Böylece Türkiye’nin baştan beri korktuğu, başına gelmiş oldu. Bu yapılan bütün hesapların tutmadığının da açık göstergesiydi. Bu duraksamadan başlayarak Türkiye, Suriye politikası iflas etmiş oldu. Türkiye bu hamleyle radikal İslamcı gurupların kucağına düştü. IŞİD’den medet umar oldu. Çünkü artık asıl hedef, (kim ne derse desin) Esad değil, Kürtlerdi.

Türkiye’den bakınca hala Esad’ın devrilmesinden söz edilse de, artık Esad o kadar da önemli değildi. Türkiye’nin öncelikleri değişmiş, Şam ile Türkiye arasına aşılması zor engeller girmişti. Her şey bir yana, Türkiye’nin güney sınırı hemen hemen tümüyle Kürtlerin kontrolüne geçmişti.

Türkiye’nin yanlışları, Esad’ın zamanında, yerinde atığı stratejik adım, Kürtlerin durumu son derece akılcı okuması, doğru hamlelerde bulunması, Ortadoğu’daki dengeleri alt üst etti. Bu yeni durum, en çok da Türkiye’yi zorda bırakmaya başladı.

Artık, şimdi Irak’tan sonra Suriye’de de özerk, özgür bir Kürt bölgesinden söz ediyor olmamız, Türkiye’nin Kürtleri için son derece ciddi bir moral, Türkiye’nin korkulu rüyası olmaya başladı.

Deyim yerindeyse, Türkiye’nin, Suriye’de başlattığı yangın, hiç ummadığı şekilde büyümüş, kullandığı yanlış söndürücülerle de, hiç ulaşmasını istemediği yerlere ulaşmış oldu…

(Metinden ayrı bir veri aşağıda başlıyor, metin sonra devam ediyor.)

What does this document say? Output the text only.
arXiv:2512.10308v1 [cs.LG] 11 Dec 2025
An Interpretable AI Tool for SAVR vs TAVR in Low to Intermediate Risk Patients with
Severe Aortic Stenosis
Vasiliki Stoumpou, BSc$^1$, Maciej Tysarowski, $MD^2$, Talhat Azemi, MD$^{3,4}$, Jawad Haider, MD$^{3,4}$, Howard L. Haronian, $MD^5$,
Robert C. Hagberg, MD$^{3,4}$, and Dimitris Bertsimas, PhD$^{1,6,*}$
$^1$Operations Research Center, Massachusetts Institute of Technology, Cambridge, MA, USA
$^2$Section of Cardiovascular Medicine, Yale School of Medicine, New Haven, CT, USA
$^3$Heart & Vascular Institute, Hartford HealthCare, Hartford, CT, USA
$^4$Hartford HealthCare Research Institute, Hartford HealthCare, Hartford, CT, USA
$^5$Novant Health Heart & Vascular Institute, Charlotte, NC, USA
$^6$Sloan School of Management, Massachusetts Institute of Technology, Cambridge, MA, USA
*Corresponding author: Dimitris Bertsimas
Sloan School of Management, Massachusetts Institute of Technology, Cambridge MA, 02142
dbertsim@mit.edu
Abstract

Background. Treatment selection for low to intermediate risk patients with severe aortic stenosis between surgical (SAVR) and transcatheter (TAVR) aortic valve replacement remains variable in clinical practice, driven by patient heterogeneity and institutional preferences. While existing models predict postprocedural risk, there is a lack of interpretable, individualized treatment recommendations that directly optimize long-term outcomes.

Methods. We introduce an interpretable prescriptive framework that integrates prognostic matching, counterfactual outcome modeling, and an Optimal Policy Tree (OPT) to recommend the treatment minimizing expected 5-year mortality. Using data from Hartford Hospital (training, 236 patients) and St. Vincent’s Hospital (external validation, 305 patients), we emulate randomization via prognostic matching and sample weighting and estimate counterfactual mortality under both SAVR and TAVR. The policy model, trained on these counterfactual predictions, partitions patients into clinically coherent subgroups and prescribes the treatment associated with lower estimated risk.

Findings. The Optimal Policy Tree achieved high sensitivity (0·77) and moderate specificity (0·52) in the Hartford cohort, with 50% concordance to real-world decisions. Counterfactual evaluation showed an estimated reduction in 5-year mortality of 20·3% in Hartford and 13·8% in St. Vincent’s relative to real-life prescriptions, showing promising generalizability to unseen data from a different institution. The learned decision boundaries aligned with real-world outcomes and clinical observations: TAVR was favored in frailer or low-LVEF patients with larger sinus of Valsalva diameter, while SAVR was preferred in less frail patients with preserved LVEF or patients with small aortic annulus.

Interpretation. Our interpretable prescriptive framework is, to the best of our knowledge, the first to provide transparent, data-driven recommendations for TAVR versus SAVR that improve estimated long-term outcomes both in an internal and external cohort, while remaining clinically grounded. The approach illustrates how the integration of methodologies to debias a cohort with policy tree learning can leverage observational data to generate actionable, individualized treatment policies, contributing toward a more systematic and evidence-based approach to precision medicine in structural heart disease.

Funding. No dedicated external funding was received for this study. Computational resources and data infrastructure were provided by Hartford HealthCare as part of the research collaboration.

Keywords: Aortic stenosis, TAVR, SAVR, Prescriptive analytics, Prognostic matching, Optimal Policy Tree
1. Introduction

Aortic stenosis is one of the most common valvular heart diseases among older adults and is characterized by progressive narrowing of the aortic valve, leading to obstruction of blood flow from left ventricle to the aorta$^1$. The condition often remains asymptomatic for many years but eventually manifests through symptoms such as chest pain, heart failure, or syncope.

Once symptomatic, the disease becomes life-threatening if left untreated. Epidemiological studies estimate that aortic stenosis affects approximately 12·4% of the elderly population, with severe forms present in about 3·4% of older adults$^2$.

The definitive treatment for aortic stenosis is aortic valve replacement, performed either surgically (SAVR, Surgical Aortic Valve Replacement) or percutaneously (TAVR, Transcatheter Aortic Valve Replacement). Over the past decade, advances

Suriye politikasında yaptığı hatalardan, öngörüsüzlükten dersler çıkarmamış olan Erdoğan ve Türkiye şimdi aynı hataları Doğu ve Güneydoğu da yapmaya başladı. Başlattığı yangını kontrolünde tutabileceğini varsayan Erdoğan’ın atığı adımlar 7 Haziran seçimlerinin hemen ardından çatışmaların başlatılmış olması, 12 Eylüle giderken, 11 Eylüle kadar sürmekte olan çatışmalı ortamın bir günde son bulmasını da anımsatarak, burada devletin derinlerinden uzanan bir eli açıkça işaret ediyor.

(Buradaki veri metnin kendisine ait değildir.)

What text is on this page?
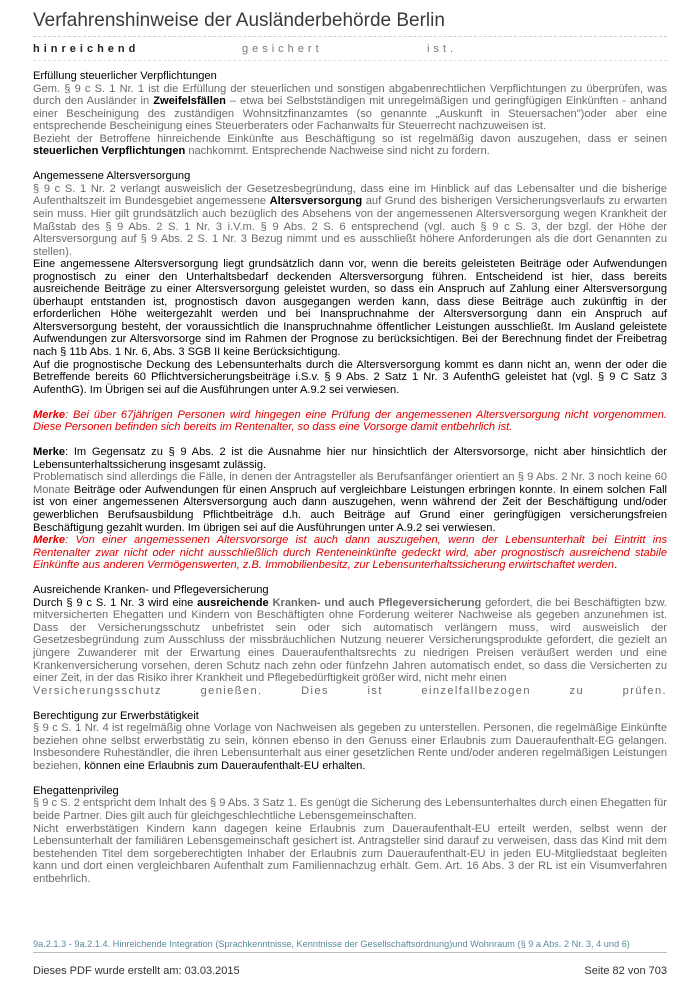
Verfahrenshinweise der Ausländerbehörde Berlin
hinreichend	gesichert	ist.
Erfüllung steuerlicher Verpflichtungen

Gem. § 9 c S. 1 Nr. 1 ist die Erfüllung der steuerlichen und sonstigen abgabenrechtlichen Verpflichtungen zu überprüfen, was durch den Ausländer in Zweifelsfällen – etwa bei Selbstständigen mit unregelmäßigen und geringfügigen Einkünften - anhand einer Bescheinigung des zuständigen Wohnsitzfinanzamtes (so genannte „Auskunft in Steuersachen")oder aber eine entsprechende Bescheinigung eines Steuerberaters oder Fachanwalts für Steuerrecht nachzuweisen ist.

Bezieht der Betroffene hinreichende Einkünfte aus Beschäftigung so ist regelmäßig davon auszugehen, dass er seinen steuerlichen Verpflichtungen nachkommt. Entsprechende Nachweise sind nicht zu fordern.

Angemessene Altersversorgung

§ 9 c S. 1 Nr. 2 verlangt ausweislich der Gesetzesbegründung, dass eine im Hinblick auf das Lebensalter und die bisherige Aufenthaltszeit im Bundesgebiet angemessene Altersversorgung auf Grund des bisherigen Versicherungsverlaufs zu erwarten sein muss. Hier gilt grundsätzlich auch bezüglich des Absehens von der angemessenen Altersversorgung wegen Krankheit der Maßstab des § 9 Abs. 2 S. 1 Nr. 3 i.V.m. § 9 Abs. 2 S. 6 entsprechend (vgl. auch § 9 c S. 3, der bzgl. der Höhe der Altersversorgung auf § 9 Abs. 2 S. 1 Nr. 3 Bezug nimmt und es ausschließt höhere Anforderungen als die dort Genannten zu stellen).

Eine angemessene Altersversorgung liegt grundsätzlich dann vor, wenn die bereits geleisteten Beiträge oder Aufwendungen prognostisch zu einer den Unterhaltsbedarf deckenden Altersversorgung führen. Entscheidend ist hier, dass bereits ausreichende Beiträge zu einer Altersversorgung geleistet wurden, so dass ein Anspruch auf Zahlung einer Altersversorgung überhaupt entstanden ist, prognostisch davon ausgegangen werden kann, dass diese Beiträge auch zukünftig in der erforderlichen Höhe weitergezahlt werden und bei Inanspruchnahme der Altersversorgung dann ein Anspruch auf Altersversorgung besteht, der voraussichtlich die Inanspruchnahme öffentlicher Leistungen ausschließt. Im Ausland geleistete Aufwendungen zur Altersvorsorge sind im Rahmen der Prognose zu berücksichtigen. Bei der Berechnung findet der Freibetrag nach § 11b Abs. 1 Nr. 6, Abs. 3 SGB II keine Berücksichtigung.

Auf die prognostische Deckung des Lebensunterhalts durch die Altersversorgung kommt es dann nicht an, wenn der oder die Betreffende bereits 60 Pflichtversicherungsbeiträge i.S.v. § 9 Abs. 2 Satz 1 Nr. 3 AufenthG geleistet hat (vgl. § 9 C Satz 3 AufenthG). Im Übrigen sei auf die Ausführungen unter A.9.2 sei verwiesen.

Merke: Bei über 67jährigen Personen wird hingegen eine Prüfung der angemessenen Altersversorgung nicht vorgenommen. Diese Personen befinden sich bereits im Rentenalter, so dass eine Vorsorge damit entbehrlich ist.

Merke: Im Gegensatz zu § 9 Abs. 2 ist die Ausnahme hier nur hinsichtlich der Altersvorsorge, nicht aber hinsichtlich der Lebensunterhaltssicherung insgesamt zulässig.

Problematisch sind allerdings die Fälle, in denen der Antragsteller als Berufsanfänger orientiert an § 9 Abs. 2 Nr. 3 noch keine 60 Monate Beiträge oder Aufwendungen für einen Anspruch auf vergleichbare Leistungen erbringen konnte. In einem solchen Fall ist von einer angemessenen Altersversorgung auch dann auszugehen, wenn während der Zeit der Beschäftigung und/oder gewerblichen Berufsausbildung Pflichtbeiträge d.h. auch Beiträge auf Grund einer geringfügigen versicherungsfreien Beschäftigung gezahlt wurden. Im übrigen sei auf die Ausführungen unter A.9.2 sei verwiesen.

Merke: Von einer angemessenen Altersvorsorge ist auch dann auszugehen, wenn der Lebensunterhalt bei Eintritt ins Rentenalter zwar nicht oder nicht ausschließlich durch Renteneinkünfte gedeckt wird, aber prognostisch ausreichend stabile Einkünfte aus anderen Vermögenswerten, z.B. Immobilienbesitz, zur Lebensunterhaltssicherung erwirtschaftet werden.

Ausreichende Kranken- und Pflegeversicherung

Durch § 9 c S. 1 Nr. 3 wird eine ausreichende Kranken- und auch Pflegeversicherung gefordert, die bei Beschäftigten bzw. mitversicherten Ehegatten und Kindern von Beschäftigten ohne Forderung weiterer Nachweise als gegeben anzunehmen ist. Dass der Versicherungsschutz unbefristet sein oder sich automatisch verlängern muss, wird ausweislich der Gesetzesbegründung zum Ausschluss der missbräuchlichen Nutzung neuerer Versicherungsprodukte gefordert, die gezielt an jüngere Zuwanderer mit der Erwartung eines Daueraufenthaltsrechts zu niedrigen Preisen veräußert werden und eine Krankenversicherung vorsehen, deren Schutz nach zehn oder fünfzehn Jahren automatisch endet, so dass die Versicherten zu einer Zeit, in der das Risiko ihrer Krankheit und Pflegebedürftigkeit größer wird, nicht mehr einen

Versicherungsschutz genießen. Dies ist einzelfallbezogen zu prüfen.

Berechtigung zur Erwerbstätigkeit

§ 9 c S. 1 Nr. 4 ist regelmäßig ohne Vorlage von Nachweisen als gegeben zu unterstellen. Personen, die regelmäßige Einkünfte beziehen ohne selbst erwerbstätig zu sein, können ebenso in den Genuss einer Erlaubnis zum Daueraufenthalt-EG gelangen. Insbesondere Ruheständler, die ihren Lebensunterhalt aus einer gesetzlichen Rente und/oder anderen regelmäßigen Leistungen beziehen, können eine Erlaubnis zum Daueraufenthalt-EU erhalten.

Ehegattenprivileg

§ 9 c S. 2 entspricht dem Inhalt des § 9 Abs. 3 Satz 1. Es genügt die Sicherung des Lebensunterhaltes durch einen Ehegatten für beide Partner. Dies gilt auch für gleichgeschlechtliche Lebensgemeinschaften.

Nicht erwerbstätigen Kindern kann dagegen keine Erlaubnis zum Daueraufenthalt-EU erteilt werden, selbst wenn der Lebensunterhalt der familiären Lebensgemeinschaft gesichert ist. Antragsteller sind darauf zu verweisen, dass das Kind mit dem bestehenden Titel dem sorgeberechtigten Inhaber der Erlaubnis zum Daueraufenthalt-EU in jeden EU-Mitgliedstaat begleiten kann und dort einen vergleichbaren Aufenthalt zum Familiennachzug erhält. Gem. Art. 16 Abs. 3 der RL ist ein Visumverfahren entbehrlich.

9a.2.1.3 - 9a.2.1.4. Hinreichende Integration (Sprachkenntnisse, Kenntnisse der Gesellschaftsordnung)und Wohnraum (§ 9 a Abs. 2 Nr. 3, 4 und 6)
Dieses PDF wurde erstellt am: 03.03.2015	Seite 82 von 703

Çatışmaların yeniden başlamasından bu yana kimi çevrelerin 90’lara dönme korkusunun ötesinde büyük bir tehlikenin ülkeyi beklediğini görmediklerini hemen belirtmeliyiz. Dikkat edilirse, 90’larda kırsalda, dağlarda süren çatışmaların merkezi şehirlere kaymış görünüyor. Bu çatışmaların daha yıkıcı sonuçları olacağı, toplumu ayrıştırmaya doğru götüreceğinin risklerini de içinde taşıdığını söylemeye gerek dahi yok. Şimdiden kimi kasabalarda, şehirlerde güvenli bölge, gece sokağa çıkma yasağı ve sıkıyönetim ilan edilmesi sonrası, gördüğümüz manzara kabul edilemez olmanın ötesinde, iki halkı birbirinden uzaklaştıran sonuçları içinde taşıyor. Aynı şekilde asker ve polis ölümleri, cenazelerin yeniden ülkenin dört bir yanına gidiyor olması, bu bölünmeyi hızlandıracak bir unsur olacaktır.

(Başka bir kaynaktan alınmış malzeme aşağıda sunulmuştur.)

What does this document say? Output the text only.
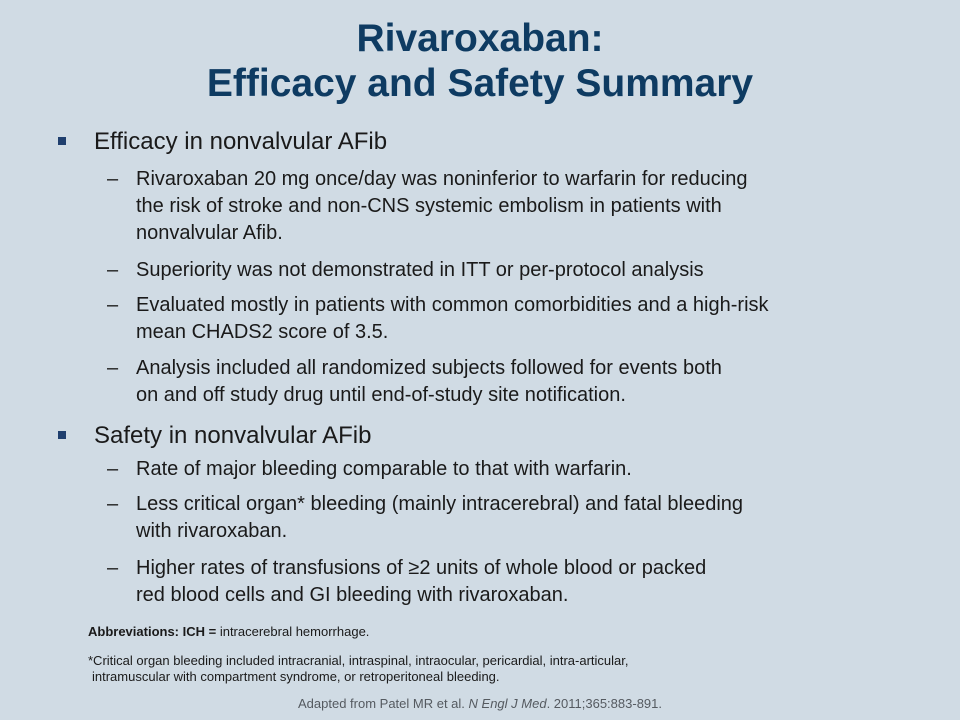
Rivaroxaban:
Efficacy and Safety Summary
Efficacy in nonvalvular AFib
– Rivaroxaban 20 mg once/day was noninferior to warfarin for reducing
the risk of stroke and non-CNS systemic embolism in patients with
nonvalvular Afib.
– Superiority was not demonstrated in ITT or per-protocol analysis
– Evaluated mostly in patients with common comorbidities and a high-risk
mean CHADS2 score of 3.5.
– Analysis included all randomized subjects followed for events both
on and off study drug until end-of-study site notification.
Safety in nonvalvular AFib
– Rate of major bleeding comparable to that with warfarin.
– Less critical organ* bleeding (mainly intracerebral) and fatal bleeding
with rivaroxaban.
– Higher rates of transfusions of ≥2 units of whole blood or packed
red blood cells and GI bleeding with rivaroxaban.
Abbreviations: ICH = intracerebral hemorrhage.
*Critical organ bleeding included intracranial, intraspinal, intraocular, pericardial, intra-articular,
intramuscular with compartment syndrome, or retroperitoneal bleeding.
Adapted from Patel MR et al. N Engl J Med. 2011;365:883-891.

Üstelik bütün bunların AKP’nin tek başına hükümet kurabileceği bir seçim sonucu almaya yönelik olduğu, ancak seçim sonuçlarının pekte istenecek sonuçları vermeyeceği söylenmesine rağmen sürdürülmesi akıl alır şey gibi gözükmüyor.

Öteden beri izlenen yanlış politikalara AKP tek başına iktidar olma hevesiyle yenilerini ekledi. Yıllarca onca sivil siyasetçi içinden bir muhatap çıkaramayan/yaratamayan Türkiye sonunda istemeye istemeye İmralı Adasına mahkum oldu. Şimdi aynı yanlışları daha derinleştirerek sürdürüyor. HDP’yi görmezden gelerek, terörist ilan ederek, toptan bir savaş ilanıyla son Kürdü de kendinden uzaklaştırıyor.

Kürtler inatla ısrarla barış, kardeşlik derken, bunun bir süre daha devam etmesi, kaçınılmaz olarak Türkiye’nin istemediği bir noktaya ulaşmasına neden olabilir. Türkiye AKP’nin iktidar hırsı uğruna bölünebilir, Kuzey Kürdistan Özerk bölgesi şekillenebilir. Türkiye, Erdoğan eliyle bütün Kürdistan’ın özgürleşmesini sağlayan tarihsel bir yol oynayabilir.

Eğer burada bir devlet aklından söz etmek mümkünse, onun akılsızlık olduğunu söylemek gerekir.